The problem is with the last part of the following question:
I will write my results to the first parts which are correct here :
Three Eigenvalues:
$$\lambda_1=1 , \lambda_2=2 , \lambda_3=3$$
Corresponding Eigenvectors:
$$e_1 = –2j + k$$
$$e_2 = i + j $$
$$e_3 = 2i + 2j + k$$
I proved the second part sucessfully:
$r$ is the parametric equation
$$r=te+sf$$
$$A(te+sf) = tAe+sAf= (t\lambda) e + (s \mu) f$$
Therefore we can conclude the statement
Now the problem is:
How to do the last part, what three planes?
I don't understand what's happening.
My book has taken two pairs of my three Eigenvectors and done the cross product to find the normal vector, since there are 3 combinations so they have got 3 equations, like this:
$e_1 × e_2 = –i + j + 2k ⇒ x – y – 2z = 0$
$e_1 × e_3 = 2i – j – 2k ⇒ 2x – y – 2z = 0$
$e_2 × e_3 = i – j ⇒ x – y = 0$
But I don't understand how this works, because I found the three Eigenvectors of A, so ALLL three Eigenvectors lie on the same plane, so then cross product of any vectors in one plane gives its normal vector which is the same for all. So there won't be any equations, Please help.

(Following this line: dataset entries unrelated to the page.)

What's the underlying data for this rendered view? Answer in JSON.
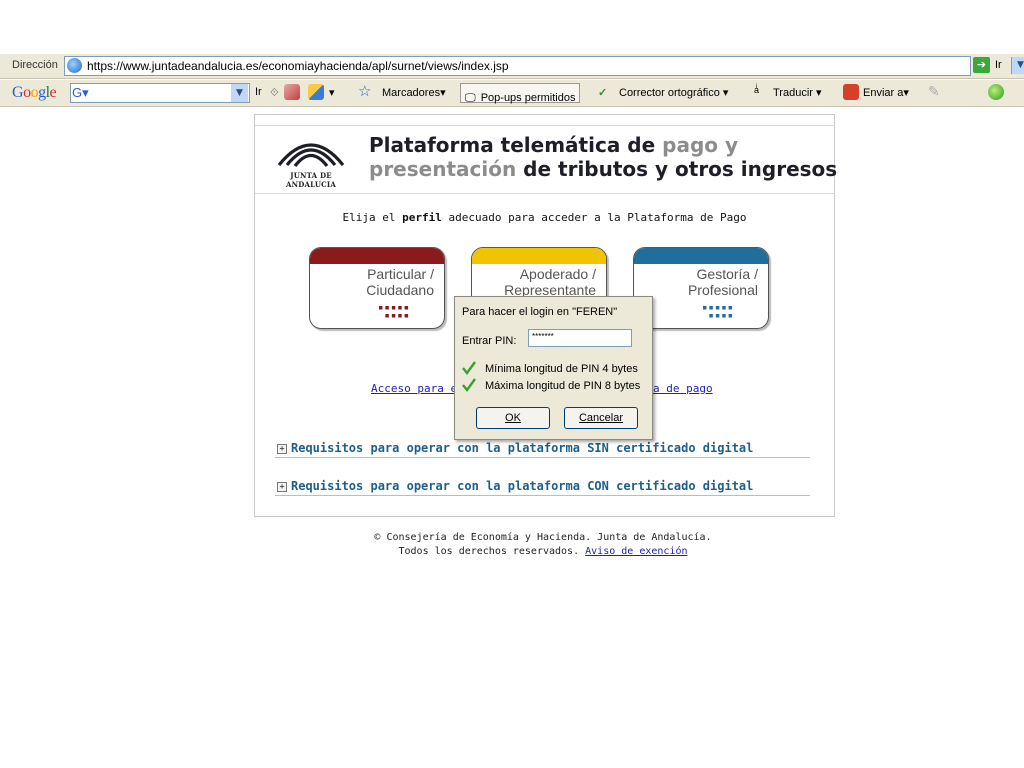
{
  "browser": {
    "address_label": "Dirección",
    "url": "https://www.juntadeandalucia.es/economiayhacienda/apl/surnet/views/index.jsp",
    "go_label": "Ir"
  },
  "google_toolbar": {
    "logo": "Google",
    "search_prefix": "G",
    "go_label": "Ir",
    "bookmarks_label": "Marcadores",
    "popups_label": "Pop-ups permitidos",
    "spellcheck_label": "Corrector ortográfico",
    "translate_label": "Traducir",
    "send_label": "Enviar a"
  },
  "page": {
    "logo_text": "JUNTA DE ANDALUCIA",
    "title_line1": {
      "part1": "Plataforma telemática de",
      "part2": "pago y"
    },
    "title_line2": {
      "part1": "presentación",
      "part2": "de tributos y otros ingresos"
    },
    "instruction": {
      "before": "Elija el",
      "bold": "perfil",
      "after": "adecuado para acceder a la Plataforma de Pago"
    },
    "cards": [
      {
        "line1": "Particular /",
        "line2": "Ciudadano",
        "color": "#8b1a1a"
      },
      {
        "line1": "Apoderado /",
        "line2": "Representante",
        "color": "#f0c400"
      },
      {
        "line1": "Gestoría /",
        "line2": "Profesional",
        "color": "#1f6e9c"
      }
    ],
    "access_link_left": "Acceso para e",
    "access_link_right": "a de pago",
    "requirements": [
      "Requisitos para operar con la plataforma SIN certificado digital",
      "Requisitos para operar con la plataforma CON certificado digital"
    ],
    "footer_line1": "© Consejería de Economía y Hacienda. Junta de Andalucía.",
    "footer_line2": "Todos los derechos reservados.",
    "footer_link": "Aviso de exención"
  },
  "dialog": {
    "title": "Para hacer el login en \"FEREN\"",
    "pin_label": "Entrar PIN:",
    "pin_value": "*******",
    "checks": [
      "Mínima longitud de PIN 4 bytes",
      "Máxima longitud de PIN 8 bytes"
    ],
    "ok_label": "OK",
    "cancel_label": "Cancelar"
  }
}
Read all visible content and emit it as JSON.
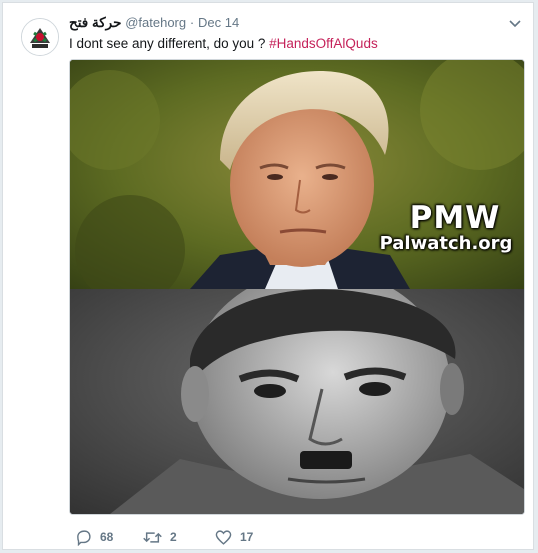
{
  "tweet": {
    "display_name": "حركة فتح",
    "handle": "@fatehorg",
    "separator": "·",
    "date": "Dec 14",
    "text_prefix": "I dont see any different, do you ? ",
    "hashtag": "#HandsOffAlQuds",
    "media": {
      "watermark_title": "PMW",
      "watermark_site": "Palwatch.org"
    },
    "actions": {
      "replies": "68",
      "retweets": "2",
      "likes": "17"
    }
  },
  "colors": {
    "text": "#14171a",
    "secondary": "#657786",
    "hashtag": "#c5225a",
    "background": "#e6ecf0"
  },
  "icons": [
    "fateh-logo-avatar",
    "chevron-down-icon",
    "reply-icon",
    "retweet-icon",
    "like-icon"
  ]
}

The book contradicts my belief that :
All Eigenvectors of $A$ lie on the plane which represents the vector space $Ax$
Hint : All 3 eigenvectors do not lie on the same plane. If they do, the matrix is nilpotent and this matrix is not, since the eigenvalues are distinct. The eigenvectors span a space but that does not mean that they are on a plane. The space, in this case, is 3-dimensional whereas the plane is 2-dimensional. You can see that the eigenvectors are linearly independent which means that they do not lie on the same plane but span $\mathbb{R}^3$.
You can visualize in 3 dimensions that a pair of eigenvectors will span a plane. Therefore you have $3 \choose 2 $ $=3$ planes.